L’evangelista Luca, introducendo il racconto del battesimo di Gesù al fiume Giordano (3,15-16.21-22), riferisce che «il popolo era in attesa e tutti, riguardo a Giovanni Battista, si domandavano in cuor loro se non fosse lui il Cristo», cioè se potevano contare su di lui per realizzare il loro desiderio di libertà (dal dominio romano) e il loro desiderio di un’esistenza che vedesse finalmente compiute le promesse di Dio, cui i Profeti avevano dato voce (cfr quanto Isaia annuncia nella prima lettura, 40,1-5.9-11).
Giovanni chiarirà che non è lui il Messia da attendere, ma un altro, “più forte di lui”, cioè più capace di lui di realizzare le attese del suo popolo.
La persona cui fa riferimento Giovanni è tra i tanti che sono venuti al Giordano per ricevere da lui un battesimo di purificazione. Questa persona si chiama Gesù ed è riconosciuta, da una “voce dal cielo” (quella di Dio), come «il Figlio mio, l’amato; in te ho posto il mio compiacimento».
Anche l’apostolo Paolo, nello scritto indirizzato al discepolo Tito (2,11-14;3,4-7) proposto dalla seconda Lettura, parla di un’attesa degli uomini, l’attesa del compimento di una speranza qualificata come “beata”, apprezzabile, perché in grado di assicurare la “vita eterna”, cioè un’esistenza sottratta al potere devastante dell’empietà e alla deriva dei deludenti “desideri mondani” (quei desideri che restano confinati nel limitato orizzonte del mondo che passa e della vita che scorre inesorabile verso la fine. Per questo non sono in grado di assecondare pienamente l’attesa degli uomini).
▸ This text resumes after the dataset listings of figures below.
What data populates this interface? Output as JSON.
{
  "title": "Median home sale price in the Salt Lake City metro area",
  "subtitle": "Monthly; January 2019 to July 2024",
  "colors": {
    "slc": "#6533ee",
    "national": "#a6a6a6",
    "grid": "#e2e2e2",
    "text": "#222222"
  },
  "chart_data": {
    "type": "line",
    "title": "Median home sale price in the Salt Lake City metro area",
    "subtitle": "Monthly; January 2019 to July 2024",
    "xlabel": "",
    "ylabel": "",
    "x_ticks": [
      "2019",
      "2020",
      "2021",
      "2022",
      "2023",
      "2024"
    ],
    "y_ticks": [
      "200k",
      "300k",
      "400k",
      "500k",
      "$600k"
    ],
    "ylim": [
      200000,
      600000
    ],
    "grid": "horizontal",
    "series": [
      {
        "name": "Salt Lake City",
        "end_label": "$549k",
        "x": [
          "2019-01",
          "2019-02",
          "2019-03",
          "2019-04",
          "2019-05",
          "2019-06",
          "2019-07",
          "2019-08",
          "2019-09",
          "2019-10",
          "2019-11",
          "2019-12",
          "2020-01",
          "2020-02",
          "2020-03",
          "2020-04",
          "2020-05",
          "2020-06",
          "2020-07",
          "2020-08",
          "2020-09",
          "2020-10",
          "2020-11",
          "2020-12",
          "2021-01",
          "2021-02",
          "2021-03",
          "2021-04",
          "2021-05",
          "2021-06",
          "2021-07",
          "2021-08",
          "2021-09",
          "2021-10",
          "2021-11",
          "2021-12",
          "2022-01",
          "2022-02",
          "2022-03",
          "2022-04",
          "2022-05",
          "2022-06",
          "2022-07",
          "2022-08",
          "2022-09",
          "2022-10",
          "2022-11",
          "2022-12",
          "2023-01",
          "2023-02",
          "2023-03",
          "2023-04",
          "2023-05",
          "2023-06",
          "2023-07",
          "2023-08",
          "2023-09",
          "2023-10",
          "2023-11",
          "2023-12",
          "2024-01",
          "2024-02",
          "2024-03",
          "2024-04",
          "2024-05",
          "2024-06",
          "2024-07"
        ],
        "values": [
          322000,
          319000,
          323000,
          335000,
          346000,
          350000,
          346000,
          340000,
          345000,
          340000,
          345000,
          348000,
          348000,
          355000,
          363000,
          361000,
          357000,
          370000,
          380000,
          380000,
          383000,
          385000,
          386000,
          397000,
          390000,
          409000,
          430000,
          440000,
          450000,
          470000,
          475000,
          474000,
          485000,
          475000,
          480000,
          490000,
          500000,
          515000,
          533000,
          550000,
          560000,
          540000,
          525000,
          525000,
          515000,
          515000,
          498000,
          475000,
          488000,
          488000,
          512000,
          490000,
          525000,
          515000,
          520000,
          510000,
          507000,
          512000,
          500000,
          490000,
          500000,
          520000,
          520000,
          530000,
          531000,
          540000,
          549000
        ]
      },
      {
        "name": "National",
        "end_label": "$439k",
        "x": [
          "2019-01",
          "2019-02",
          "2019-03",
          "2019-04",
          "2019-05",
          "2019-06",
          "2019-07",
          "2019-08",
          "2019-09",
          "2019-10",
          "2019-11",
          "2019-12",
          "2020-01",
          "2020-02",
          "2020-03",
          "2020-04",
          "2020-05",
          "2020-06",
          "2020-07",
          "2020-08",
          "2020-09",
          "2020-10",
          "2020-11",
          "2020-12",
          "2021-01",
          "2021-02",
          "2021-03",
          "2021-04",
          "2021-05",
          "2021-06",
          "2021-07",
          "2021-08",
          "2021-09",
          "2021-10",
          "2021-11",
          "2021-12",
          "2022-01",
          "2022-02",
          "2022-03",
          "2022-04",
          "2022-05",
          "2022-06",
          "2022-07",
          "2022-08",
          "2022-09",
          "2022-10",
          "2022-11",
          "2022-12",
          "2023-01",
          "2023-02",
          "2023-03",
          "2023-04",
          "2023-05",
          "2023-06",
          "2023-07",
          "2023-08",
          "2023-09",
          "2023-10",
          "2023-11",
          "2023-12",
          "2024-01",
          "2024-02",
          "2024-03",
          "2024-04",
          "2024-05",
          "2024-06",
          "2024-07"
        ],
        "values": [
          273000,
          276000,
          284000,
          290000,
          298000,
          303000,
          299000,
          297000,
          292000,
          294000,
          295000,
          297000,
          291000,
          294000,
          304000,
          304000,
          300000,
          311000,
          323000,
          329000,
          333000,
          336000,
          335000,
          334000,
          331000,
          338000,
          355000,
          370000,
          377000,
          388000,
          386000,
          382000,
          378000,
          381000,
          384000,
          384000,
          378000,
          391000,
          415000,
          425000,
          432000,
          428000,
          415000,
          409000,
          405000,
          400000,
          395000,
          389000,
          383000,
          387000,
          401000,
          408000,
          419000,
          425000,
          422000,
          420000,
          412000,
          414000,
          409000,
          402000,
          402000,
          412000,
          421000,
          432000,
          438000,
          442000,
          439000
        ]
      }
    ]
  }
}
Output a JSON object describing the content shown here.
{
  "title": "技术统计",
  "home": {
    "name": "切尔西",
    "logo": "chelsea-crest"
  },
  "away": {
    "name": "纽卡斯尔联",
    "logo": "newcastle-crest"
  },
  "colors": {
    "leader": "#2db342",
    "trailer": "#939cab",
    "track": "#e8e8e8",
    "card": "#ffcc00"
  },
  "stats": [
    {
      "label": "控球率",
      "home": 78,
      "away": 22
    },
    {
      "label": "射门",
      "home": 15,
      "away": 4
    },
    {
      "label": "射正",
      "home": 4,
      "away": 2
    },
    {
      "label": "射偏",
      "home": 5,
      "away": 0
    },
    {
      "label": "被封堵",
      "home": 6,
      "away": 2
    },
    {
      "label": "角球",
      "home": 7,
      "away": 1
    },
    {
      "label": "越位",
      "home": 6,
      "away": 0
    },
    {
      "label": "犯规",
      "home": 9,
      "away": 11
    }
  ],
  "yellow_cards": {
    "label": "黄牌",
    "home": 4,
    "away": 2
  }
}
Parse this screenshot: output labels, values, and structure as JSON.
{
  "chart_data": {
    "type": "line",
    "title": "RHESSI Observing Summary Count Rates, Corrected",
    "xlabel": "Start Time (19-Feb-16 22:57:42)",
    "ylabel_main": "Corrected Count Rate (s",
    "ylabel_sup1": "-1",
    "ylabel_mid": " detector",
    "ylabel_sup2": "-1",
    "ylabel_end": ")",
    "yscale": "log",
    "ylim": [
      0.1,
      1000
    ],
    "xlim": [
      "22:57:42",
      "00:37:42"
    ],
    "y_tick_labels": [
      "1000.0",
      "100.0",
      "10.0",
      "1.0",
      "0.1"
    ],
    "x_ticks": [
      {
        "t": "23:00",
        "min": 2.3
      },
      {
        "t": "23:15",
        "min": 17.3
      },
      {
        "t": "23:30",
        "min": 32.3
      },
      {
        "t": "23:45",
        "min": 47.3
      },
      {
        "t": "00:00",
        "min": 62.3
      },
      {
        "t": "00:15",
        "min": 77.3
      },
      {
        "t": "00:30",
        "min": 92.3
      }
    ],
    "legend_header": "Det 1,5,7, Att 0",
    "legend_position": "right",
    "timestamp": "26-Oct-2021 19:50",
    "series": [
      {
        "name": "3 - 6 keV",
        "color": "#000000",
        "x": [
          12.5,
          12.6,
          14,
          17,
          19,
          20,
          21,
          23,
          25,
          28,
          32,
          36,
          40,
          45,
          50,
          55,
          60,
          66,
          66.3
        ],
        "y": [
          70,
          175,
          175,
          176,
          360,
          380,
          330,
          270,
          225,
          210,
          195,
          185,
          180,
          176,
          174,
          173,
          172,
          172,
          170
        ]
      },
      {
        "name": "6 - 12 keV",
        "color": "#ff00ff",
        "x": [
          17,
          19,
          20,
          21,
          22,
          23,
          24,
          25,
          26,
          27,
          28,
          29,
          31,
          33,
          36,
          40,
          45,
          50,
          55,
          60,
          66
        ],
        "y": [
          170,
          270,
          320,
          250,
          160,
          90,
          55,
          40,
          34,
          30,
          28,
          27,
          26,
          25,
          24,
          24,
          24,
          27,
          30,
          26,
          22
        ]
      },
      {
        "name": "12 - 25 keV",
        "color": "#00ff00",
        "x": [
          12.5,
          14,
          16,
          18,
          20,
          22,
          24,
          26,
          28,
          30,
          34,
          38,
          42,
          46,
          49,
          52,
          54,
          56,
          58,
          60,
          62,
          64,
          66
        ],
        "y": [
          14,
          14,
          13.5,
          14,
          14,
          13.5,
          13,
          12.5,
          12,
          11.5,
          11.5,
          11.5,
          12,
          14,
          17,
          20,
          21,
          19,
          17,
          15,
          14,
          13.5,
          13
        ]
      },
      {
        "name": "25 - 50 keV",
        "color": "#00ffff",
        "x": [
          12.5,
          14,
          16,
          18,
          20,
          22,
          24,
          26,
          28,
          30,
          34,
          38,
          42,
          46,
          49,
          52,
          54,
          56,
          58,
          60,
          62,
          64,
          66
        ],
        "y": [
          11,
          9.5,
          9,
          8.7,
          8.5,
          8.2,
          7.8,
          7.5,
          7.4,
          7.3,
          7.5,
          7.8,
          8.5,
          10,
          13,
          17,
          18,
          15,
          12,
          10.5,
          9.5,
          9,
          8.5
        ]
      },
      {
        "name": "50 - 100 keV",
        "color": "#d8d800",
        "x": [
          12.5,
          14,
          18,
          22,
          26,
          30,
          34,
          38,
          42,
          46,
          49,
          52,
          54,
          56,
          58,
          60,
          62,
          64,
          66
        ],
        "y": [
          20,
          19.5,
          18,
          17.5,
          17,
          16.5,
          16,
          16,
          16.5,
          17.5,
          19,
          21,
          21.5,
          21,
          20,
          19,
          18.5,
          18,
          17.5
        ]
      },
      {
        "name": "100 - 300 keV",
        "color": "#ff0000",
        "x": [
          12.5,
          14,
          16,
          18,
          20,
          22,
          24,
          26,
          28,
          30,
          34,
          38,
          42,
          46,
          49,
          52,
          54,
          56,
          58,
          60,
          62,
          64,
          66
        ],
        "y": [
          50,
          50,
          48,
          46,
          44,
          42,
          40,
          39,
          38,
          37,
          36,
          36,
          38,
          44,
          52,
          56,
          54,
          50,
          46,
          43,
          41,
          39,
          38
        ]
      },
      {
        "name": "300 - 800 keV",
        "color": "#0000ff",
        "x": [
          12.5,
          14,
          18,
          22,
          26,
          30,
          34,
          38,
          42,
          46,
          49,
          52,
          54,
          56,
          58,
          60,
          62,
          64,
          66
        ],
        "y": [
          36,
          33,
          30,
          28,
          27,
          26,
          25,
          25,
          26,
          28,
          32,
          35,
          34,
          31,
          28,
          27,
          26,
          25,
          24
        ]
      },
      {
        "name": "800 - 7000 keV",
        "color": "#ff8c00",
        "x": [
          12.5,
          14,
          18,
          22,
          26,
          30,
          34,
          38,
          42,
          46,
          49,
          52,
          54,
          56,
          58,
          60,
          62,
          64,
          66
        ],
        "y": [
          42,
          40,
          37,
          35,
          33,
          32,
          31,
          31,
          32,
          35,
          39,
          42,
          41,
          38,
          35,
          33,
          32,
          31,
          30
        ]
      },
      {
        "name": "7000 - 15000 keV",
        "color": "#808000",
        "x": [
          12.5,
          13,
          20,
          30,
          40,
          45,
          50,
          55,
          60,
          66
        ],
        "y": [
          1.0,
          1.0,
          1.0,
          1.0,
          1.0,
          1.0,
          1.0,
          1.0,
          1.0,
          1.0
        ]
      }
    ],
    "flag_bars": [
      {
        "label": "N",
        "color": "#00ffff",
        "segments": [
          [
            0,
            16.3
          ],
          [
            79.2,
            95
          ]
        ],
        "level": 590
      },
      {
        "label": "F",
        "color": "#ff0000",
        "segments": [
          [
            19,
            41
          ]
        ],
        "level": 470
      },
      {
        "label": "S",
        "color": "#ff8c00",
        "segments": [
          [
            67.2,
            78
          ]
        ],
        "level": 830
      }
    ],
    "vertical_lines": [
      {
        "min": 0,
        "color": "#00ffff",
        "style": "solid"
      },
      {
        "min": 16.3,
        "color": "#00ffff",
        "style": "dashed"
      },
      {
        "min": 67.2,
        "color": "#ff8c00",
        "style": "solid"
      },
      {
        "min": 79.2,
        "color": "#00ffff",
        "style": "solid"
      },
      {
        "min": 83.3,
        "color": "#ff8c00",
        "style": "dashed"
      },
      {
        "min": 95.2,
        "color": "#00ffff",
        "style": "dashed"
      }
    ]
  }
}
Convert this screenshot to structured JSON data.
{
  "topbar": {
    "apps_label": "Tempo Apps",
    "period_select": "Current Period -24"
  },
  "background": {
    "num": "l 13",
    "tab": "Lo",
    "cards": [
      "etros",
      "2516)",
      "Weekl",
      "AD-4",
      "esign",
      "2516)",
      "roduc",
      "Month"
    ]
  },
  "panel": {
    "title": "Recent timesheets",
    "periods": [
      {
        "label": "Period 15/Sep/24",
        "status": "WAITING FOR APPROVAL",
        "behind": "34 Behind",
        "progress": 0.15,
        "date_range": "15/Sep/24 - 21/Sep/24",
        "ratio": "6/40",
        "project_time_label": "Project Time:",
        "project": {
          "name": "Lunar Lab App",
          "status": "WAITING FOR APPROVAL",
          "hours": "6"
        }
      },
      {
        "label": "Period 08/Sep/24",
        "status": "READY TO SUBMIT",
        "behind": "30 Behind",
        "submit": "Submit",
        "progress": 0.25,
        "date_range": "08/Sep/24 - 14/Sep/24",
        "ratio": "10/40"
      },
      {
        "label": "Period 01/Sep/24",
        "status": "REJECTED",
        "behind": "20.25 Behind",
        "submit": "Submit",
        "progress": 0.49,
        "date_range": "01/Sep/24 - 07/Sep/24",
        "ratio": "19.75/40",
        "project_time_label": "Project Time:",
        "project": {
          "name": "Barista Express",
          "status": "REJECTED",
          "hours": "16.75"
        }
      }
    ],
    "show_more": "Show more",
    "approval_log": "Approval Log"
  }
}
Paolo associa la possibilità di attendere il compimento di questa “fortunata speranza” alla comparsa della grazia di Dio che “porta la salvezza” e che insegna agli uomini a “rinnegare l’empietà e i desideri mondani e a vivere in questo mondo (nel limitato orizzonte del mondo e del tempo) con sobrietà, giustizia e con pietà” (l’esatto contrario di un’esistenza prigioniera dell’empietà e dei deludenti desideri mondani).
Proseguendo nel suo scritto l’apostolo Paolo ci rivela che “la grazia” è una persona, Gesù Cristo,, il quale, per riscattare gli uomini dalla devastante iniquità (“riscattarci da ogni iniquità”) e per appassionarli alle opere buone della “sobrietà, giustizia e pietà”, ha messo in gioco la propria vita (“ha dato se stesso”).
L’offerta che Gesù fa di se stesso, della propria vita, è il punto d’arrivo di una “discesa” iniziata con quello che Paolo presenta come “svuotamento di se stesso” che ha portato il Figlio di Dio a diventare simile agli uomini, ad assumere la condizione di schiavo e a farsi obbediente fino alla morte di croce (cfr Fil 2,7ss); discesa, proseguita nel battesimo, chiesto con insistenza e ricevuto nella grande depressione del fiume Giordano (circa 400 metri sotto il livello del mare) e conclusa sulla croce con una morte che lo delegittimava definitivamente agli occhi del suo popolo e metteva a tacere per sempre la “voce dal cielo” (quella di Dio) che lo aveva proclamato “Figlio amato”.
Quanto Paolo ha scritto al discepolo Tito riguarda anche tutti noi, che stiamo celebrando il battesimo di Gesù, perché ci ricorda il benefico impatto che Gesù può avere sulla nostra esistenza, quella che stiamo trascorrendo in questo mondo: ci insegna a vivere in questo mondo, in questi tempi che non risultano certamente rassicuranti, ospitali, non assecondando l’empietà, il male né i desideri che seducono e ingannano, ma dando credito a quella speranza forte, “apparsa” con Gesù (“la grazia di Dio”), più forte dell’empietà e capace di smascherare l’inganno dei desideri mondani.
Perché questo sia possibile abbiamo chiesto al Padre di aiutarci a vivere sempre nel suo amore, a lasciarci guidare nella vita di ogni giorno dal suo amore. Questo accadrà se, come chiederemo al termine della celebrazione, ascolteremo come discepoli Gesù, indicato dal Padre come il Figlio, nel quale Lui si riconosce e che gode della sua fiducia.